One of the top stories this morning is that expelled Israeli diplomat, Amir Laty, has claimed his expulsion was related to a friendship he had with Caitlin Ruddock, daughter of Philip Ruddock. Based on the radio news bulletin I was expecting to write something suggesting Ruddock should resign for his own good, but going into the detail reveals no cause for that. In fact the allegation does not deserve reporting without serious qualification.

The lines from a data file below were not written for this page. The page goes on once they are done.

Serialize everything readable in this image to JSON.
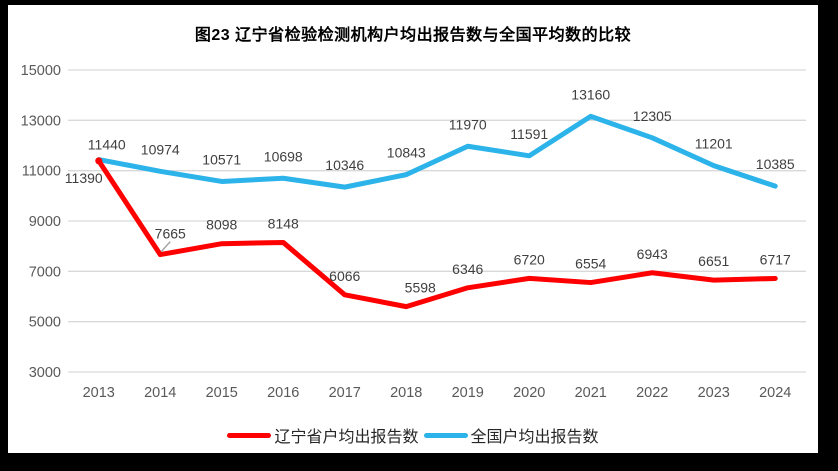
{
  "title": "图23 辽宁省检验检测机构户均出报告数与全国平均数的比较",
  "legend": {
    "items": [
      {
        "label": "辽宁省户均出报告数",
        "color": "#ff0000"
      },
      {
        "label": "全国户均出报告数",
        "color": "#2cb3e9"
      }
    ]
  },
  "chart_data": {
    "type": "line",
    "title": "图23 辽宁省检验检测机构户均出报告数与全国平均数的比较",
    "categories": [
      "2013",
      "2014",
      "2015",
      "2016",
      "2017",
      "2018",
      "2019",
      "2020",
      "2021",
      "2022",
      "2023",
      "2024"
    ],
    "series": [
      {
        "name": "辽宁省户均出报告数",
        "color": "#ff0000",
        "values": [
          11390,
          7665,
          8098,
          8148,
          6066,
          5598,
          6346,
          6720,
          6554,
          6943,
          6651,
          6717
        ]
      },
      {
        "name": "全国户均出报告数",
        "color": "#2cb3e9",
        "values": [
          11440,
          10974,
          10571,
          10698,
          10346,
          10843,
          11970,
          11591,
          13160,
          12305,
          11201,
          10385
        ]
      }
    ],
    "xlabel": "",
    "ylabel": "",
    "ylim": [
      3000,
      15000
    ],
    "yticks": [
      15000,
      13000,
      11000,
      9000,
      7000,
      5000,
      3000
    ],
    "grid": true,
    "legend_position": "bottom",
    "colors": {
      "gridline": "#d9d9d9",
      "axis_label": "#595959",
      "data_label": "#404040",
      "leader_line": "#a6a6a6",
      "frame": "#000000",
      "background": "#ffffff"
    }
  }
}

Now I am not somebody who thinks Ruddock should remain - he is somebody who was once (to all appearances) an idealist who has lost his soul to political careerism, has done a shockingly bad job as Attorney-General and who betrayed what were once his own convictions as Minister for Immigration - but honestly, an allegation by a platonic friend of his daughter that his expulsion was related to a friendship with the daughter just doesn't rate, especially when it is as speculative as this one is and comes from the mouth of the aggrieved person.

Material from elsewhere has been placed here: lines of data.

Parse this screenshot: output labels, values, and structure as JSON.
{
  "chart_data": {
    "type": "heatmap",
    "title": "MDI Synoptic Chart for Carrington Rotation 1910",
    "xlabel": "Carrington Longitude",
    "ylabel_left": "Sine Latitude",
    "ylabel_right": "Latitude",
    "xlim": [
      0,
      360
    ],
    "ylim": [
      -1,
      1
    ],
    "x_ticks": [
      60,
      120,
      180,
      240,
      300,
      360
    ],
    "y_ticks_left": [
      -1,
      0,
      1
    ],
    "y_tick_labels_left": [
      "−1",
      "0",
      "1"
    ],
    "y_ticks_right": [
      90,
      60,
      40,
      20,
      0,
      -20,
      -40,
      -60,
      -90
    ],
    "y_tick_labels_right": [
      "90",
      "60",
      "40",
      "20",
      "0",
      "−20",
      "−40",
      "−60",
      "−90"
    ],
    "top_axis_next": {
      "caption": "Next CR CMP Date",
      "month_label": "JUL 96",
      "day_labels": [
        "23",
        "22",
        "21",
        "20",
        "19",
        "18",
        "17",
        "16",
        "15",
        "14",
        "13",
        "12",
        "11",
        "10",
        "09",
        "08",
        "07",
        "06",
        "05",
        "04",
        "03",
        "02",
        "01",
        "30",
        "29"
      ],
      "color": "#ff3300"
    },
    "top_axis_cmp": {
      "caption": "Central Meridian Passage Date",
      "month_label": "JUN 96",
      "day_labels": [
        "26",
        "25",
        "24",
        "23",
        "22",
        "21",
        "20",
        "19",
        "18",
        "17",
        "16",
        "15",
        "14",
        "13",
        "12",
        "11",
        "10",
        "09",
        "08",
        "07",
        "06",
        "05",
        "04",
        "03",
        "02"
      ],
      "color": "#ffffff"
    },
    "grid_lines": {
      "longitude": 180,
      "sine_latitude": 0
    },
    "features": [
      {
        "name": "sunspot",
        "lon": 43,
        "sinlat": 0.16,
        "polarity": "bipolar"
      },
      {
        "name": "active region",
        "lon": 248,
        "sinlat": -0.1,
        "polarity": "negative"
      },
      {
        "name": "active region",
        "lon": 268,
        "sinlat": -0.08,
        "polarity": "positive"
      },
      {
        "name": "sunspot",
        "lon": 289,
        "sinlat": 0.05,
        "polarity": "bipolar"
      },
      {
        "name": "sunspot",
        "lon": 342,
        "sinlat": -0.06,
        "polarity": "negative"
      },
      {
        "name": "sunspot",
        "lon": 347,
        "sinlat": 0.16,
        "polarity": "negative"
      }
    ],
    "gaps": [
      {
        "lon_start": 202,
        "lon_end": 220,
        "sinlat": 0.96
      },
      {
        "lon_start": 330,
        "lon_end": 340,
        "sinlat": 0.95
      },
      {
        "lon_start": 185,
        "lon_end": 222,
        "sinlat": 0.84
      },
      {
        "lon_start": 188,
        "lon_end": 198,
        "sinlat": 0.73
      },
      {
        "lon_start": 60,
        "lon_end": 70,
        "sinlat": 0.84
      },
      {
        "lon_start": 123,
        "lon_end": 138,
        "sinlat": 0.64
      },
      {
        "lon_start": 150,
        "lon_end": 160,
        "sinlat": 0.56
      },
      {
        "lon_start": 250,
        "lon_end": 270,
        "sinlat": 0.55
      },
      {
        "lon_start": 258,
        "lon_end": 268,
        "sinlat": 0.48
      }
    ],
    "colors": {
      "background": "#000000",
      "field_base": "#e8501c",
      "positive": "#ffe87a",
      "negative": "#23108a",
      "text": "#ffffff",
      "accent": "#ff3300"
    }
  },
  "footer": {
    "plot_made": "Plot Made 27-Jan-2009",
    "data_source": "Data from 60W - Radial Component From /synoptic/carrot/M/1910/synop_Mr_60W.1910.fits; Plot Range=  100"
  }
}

Not everything a Howard minister does is bad - indeed I have always thought that most of the time the Howard ministry has done a very good job, marred by a few very serious failures that weigh more heavily than the good - and while it is normally only the bad that is interesting to talk about, it is a bad idea to start reading bad things into everything. The latter approach is something that unsettled me a little during the election, when a lot of the people I as dealing with were trying to pick every potential issue as reasons the PM needed to go, whereas I thought there was really only a handful of serious ones.

When we make complaints about ministerial conduct, let it be about things that are worth complaining about. To pick up this one and run with it diminishes the democratic process by confusing legitimate complaint with cheap political point-scoring.